Have the anesthesia provider, pre-anesthesia nurse and surgical nurse interview and confirm the patient's identity and surgical site. Ask patients to recite their full name, birth date and the procedure they're scheduled to undergo. Confirm the correct surgical site and review the signed consent with the patient. Each team member should identify the intended surgical site, including laterality, and compare it to the surgical schedule, consent and H&P. Clear the patient for the OR only after the surgical site has been cross-checked and the pre-op paperwork has been reviewed (and discrepancies addressed).

In the OR
Ask patients to once again state their name, date of birth and the procedure they're scheduled to undergo. Compare their responses to the patient chart, signed consent and ID wristband. Have the scrub nurse verbally confirm that the marked surgical site matches information on the consent, and that the room's equipment has been set up for the scheduled procedure.

During the time out
Hang posters containing key segments of the time out throughout your facility's clinical areas. Include outlines of the universal time out on the back of your staff's ID badges. Those visual cues serve as valuable educational tools for new hires and welcome reminders for veteran staffers. During time outs, every member of the surgical team must:

  • Follow the leader. Stop what you're doing, cease unnecessary conversations, turn off the stereo and focus on the person leading the pre-op pause. The surgeon should initiate the time out by confirming that the nurses have identified the patient's name and date of birth against the identification armband. He then states the patient's name, date of birth, the procedure he's about to perform, the position the patient is in and the correct location of the surgical site. He announces that his initials are visible on the correct site and asks members of the surgical team to verbally verify, while pointing to the site, that the markings can be seen. The entire team must then verbally agree that it is safe to proceed with the case. Each member of the surgical team is also empowered to issue a "hard stop" — stopping the procedure at any time if the team is not in full agreement about an action or site- and patient-identifier.
  • Make it matter. Don't passively recite the all-too-familiar language of pre-procedure pauses. Instead, develop scripted safeguards and assign specific roles to surgical team members. Each surgical tech, nurse, surgeon and anesthesia provider should be an active participant, focusing on the necessary steps to confirm the correct patient, procedure and site. Have anesthesia providers check that the patient's name and date of birth match the ID wristband. Ask the scrub tech to point to the correct surgical site. Charge the circulator with announcing that the surgeon and patient have signed the consent form. Ask surgeons to point to the initials he marked on the patient. Instead of confirming that the correct site has been signed with a simple "yes" or "no" response, announce that the surgeon has marked the correct site and point to his initials.

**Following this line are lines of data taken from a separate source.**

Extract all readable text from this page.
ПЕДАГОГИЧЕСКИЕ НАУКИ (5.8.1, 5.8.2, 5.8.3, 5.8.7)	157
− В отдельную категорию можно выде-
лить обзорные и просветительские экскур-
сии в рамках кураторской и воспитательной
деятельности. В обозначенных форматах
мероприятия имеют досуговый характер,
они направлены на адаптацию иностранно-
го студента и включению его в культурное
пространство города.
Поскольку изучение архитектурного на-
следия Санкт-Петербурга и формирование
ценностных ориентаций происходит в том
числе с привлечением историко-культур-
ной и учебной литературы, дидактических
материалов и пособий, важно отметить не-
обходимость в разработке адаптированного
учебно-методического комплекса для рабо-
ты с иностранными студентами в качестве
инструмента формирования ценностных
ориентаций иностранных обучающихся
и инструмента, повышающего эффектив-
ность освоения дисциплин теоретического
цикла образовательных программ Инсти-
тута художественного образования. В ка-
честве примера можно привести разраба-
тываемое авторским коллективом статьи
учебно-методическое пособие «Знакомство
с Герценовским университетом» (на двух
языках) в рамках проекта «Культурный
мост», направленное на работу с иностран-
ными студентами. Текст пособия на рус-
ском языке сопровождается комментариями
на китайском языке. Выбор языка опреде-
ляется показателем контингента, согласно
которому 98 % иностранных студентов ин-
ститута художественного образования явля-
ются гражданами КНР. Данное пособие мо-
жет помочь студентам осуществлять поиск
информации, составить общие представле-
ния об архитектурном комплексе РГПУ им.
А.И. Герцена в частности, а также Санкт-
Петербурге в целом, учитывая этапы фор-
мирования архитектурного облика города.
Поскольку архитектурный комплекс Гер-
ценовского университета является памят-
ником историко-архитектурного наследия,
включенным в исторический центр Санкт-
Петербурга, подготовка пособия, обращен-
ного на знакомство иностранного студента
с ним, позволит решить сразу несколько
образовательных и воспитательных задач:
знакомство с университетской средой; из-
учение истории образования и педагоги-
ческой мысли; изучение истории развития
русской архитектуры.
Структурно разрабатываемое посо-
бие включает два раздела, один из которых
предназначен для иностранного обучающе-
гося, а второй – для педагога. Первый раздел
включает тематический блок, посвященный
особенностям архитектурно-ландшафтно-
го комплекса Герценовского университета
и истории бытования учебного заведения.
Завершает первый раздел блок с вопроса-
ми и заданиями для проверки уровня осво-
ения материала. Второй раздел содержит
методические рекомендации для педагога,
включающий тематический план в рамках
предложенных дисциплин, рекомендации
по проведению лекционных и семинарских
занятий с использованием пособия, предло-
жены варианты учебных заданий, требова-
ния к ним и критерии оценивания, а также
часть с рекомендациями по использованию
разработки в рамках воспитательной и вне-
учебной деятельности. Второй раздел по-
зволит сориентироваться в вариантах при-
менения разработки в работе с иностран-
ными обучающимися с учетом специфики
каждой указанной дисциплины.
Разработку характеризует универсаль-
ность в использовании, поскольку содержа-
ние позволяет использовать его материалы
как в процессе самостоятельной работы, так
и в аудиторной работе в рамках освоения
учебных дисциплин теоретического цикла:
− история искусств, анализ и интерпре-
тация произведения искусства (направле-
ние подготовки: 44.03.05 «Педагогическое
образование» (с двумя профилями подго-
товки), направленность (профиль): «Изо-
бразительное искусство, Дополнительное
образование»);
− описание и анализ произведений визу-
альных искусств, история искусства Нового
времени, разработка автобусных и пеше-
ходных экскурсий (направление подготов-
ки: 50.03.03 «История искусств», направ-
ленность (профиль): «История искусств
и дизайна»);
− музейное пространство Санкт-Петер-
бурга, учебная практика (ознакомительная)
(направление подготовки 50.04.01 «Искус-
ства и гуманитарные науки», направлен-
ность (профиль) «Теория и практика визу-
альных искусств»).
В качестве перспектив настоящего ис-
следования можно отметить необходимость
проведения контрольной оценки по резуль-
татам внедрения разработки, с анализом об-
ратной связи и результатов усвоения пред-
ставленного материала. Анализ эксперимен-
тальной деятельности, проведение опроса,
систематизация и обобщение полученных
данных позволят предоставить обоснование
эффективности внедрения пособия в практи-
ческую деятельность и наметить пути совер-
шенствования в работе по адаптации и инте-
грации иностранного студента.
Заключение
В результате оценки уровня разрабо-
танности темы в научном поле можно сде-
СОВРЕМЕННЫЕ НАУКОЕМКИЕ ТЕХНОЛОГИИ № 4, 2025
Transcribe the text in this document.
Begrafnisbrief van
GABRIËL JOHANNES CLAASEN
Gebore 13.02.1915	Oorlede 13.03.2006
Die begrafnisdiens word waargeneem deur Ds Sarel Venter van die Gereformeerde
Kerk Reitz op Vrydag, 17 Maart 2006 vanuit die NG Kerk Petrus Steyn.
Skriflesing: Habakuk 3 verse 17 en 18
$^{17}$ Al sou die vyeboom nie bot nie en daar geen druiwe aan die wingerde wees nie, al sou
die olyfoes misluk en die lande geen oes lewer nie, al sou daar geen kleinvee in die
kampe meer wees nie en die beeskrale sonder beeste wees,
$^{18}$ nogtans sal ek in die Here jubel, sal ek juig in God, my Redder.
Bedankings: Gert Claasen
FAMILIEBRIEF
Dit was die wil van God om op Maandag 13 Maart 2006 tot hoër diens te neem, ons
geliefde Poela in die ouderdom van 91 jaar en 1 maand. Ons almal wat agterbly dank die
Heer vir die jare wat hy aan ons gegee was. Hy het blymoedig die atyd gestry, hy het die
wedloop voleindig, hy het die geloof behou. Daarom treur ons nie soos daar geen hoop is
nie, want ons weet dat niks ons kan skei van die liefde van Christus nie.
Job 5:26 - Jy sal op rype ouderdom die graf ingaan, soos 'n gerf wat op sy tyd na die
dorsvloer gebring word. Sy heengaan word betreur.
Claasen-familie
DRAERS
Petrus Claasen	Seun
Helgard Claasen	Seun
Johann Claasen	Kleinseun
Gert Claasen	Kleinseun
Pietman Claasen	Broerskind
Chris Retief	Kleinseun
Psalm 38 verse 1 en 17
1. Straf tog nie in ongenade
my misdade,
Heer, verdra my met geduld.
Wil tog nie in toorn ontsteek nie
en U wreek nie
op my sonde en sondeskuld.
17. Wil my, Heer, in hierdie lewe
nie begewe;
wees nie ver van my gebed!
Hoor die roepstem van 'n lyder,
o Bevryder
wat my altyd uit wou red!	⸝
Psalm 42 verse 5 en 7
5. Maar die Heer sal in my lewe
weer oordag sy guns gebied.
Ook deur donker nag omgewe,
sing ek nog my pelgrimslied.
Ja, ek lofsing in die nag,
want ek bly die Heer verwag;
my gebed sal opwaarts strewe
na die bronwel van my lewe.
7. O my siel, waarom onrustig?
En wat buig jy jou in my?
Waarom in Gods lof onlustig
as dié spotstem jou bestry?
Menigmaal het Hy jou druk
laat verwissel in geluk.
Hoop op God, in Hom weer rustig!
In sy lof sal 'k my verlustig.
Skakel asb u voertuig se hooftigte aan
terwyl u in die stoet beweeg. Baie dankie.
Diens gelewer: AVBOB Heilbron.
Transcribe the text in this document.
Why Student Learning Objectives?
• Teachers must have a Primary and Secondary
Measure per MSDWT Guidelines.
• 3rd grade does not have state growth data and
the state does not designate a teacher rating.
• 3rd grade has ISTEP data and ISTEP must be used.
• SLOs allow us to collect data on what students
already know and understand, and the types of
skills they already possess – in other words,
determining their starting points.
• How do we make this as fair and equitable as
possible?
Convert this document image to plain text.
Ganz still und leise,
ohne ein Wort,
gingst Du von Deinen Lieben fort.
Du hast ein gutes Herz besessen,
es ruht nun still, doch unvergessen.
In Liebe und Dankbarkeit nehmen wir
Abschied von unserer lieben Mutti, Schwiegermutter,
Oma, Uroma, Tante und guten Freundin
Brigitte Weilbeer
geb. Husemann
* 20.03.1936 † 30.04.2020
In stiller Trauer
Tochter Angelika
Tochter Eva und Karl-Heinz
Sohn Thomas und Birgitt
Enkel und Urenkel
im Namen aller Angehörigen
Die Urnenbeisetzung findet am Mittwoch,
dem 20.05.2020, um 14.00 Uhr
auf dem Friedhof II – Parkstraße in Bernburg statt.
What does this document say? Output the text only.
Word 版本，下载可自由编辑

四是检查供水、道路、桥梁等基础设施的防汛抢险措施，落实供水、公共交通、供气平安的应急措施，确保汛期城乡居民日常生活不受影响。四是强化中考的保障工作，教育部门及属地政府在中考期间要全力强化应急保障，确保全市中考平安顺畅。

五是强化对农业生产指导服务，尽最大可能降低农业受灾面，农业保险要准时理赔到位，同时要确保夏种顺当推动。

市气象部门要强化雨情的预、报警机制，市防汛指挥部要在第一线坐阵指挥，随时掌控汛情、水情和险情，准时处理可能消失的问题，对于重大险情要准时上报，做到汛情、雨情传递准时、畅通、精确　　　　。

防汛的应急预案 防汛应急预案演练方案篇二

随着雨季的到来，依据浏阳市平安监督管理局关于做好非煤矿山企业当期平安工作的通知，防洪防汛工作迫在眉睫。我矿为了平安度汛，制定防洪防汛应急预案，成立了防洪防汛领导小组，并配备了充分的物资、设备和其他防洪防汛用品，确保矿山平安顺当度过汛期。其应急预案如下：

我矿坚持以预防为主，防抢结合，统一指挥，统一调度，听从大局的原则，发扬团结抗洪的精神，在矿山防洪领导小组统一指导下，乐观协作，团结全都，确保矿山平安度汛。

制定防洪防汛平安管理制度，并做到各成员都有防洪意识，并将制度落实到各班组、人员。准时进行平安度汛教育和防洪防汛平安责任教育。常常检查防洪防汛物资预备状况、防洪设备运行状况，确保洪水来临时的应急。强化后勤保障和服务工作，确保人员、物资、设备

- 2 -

Remember, active participants in the timeout process are consciously involved in confirming the correct patient, procedure and site. They're also more inclined to speak up when disagreements arise concerning the confirmation of any of those safeguards.

Customized for success
URMC's time out and site-marking protocols are based on the Joint Commission's National Patient Safety Goals, the World Health Organization's Safe Surgery Saves Lives Campaign and AORN's Perioperative Standards and Recommended Practices. But they're effective because the surgical and regional block teams made them their own, tailoring the requirements based on input from a dedicated team of staffers. The culture has changed within URMC's procedure rooms and ORs, making effective time outs and site markings routine standards.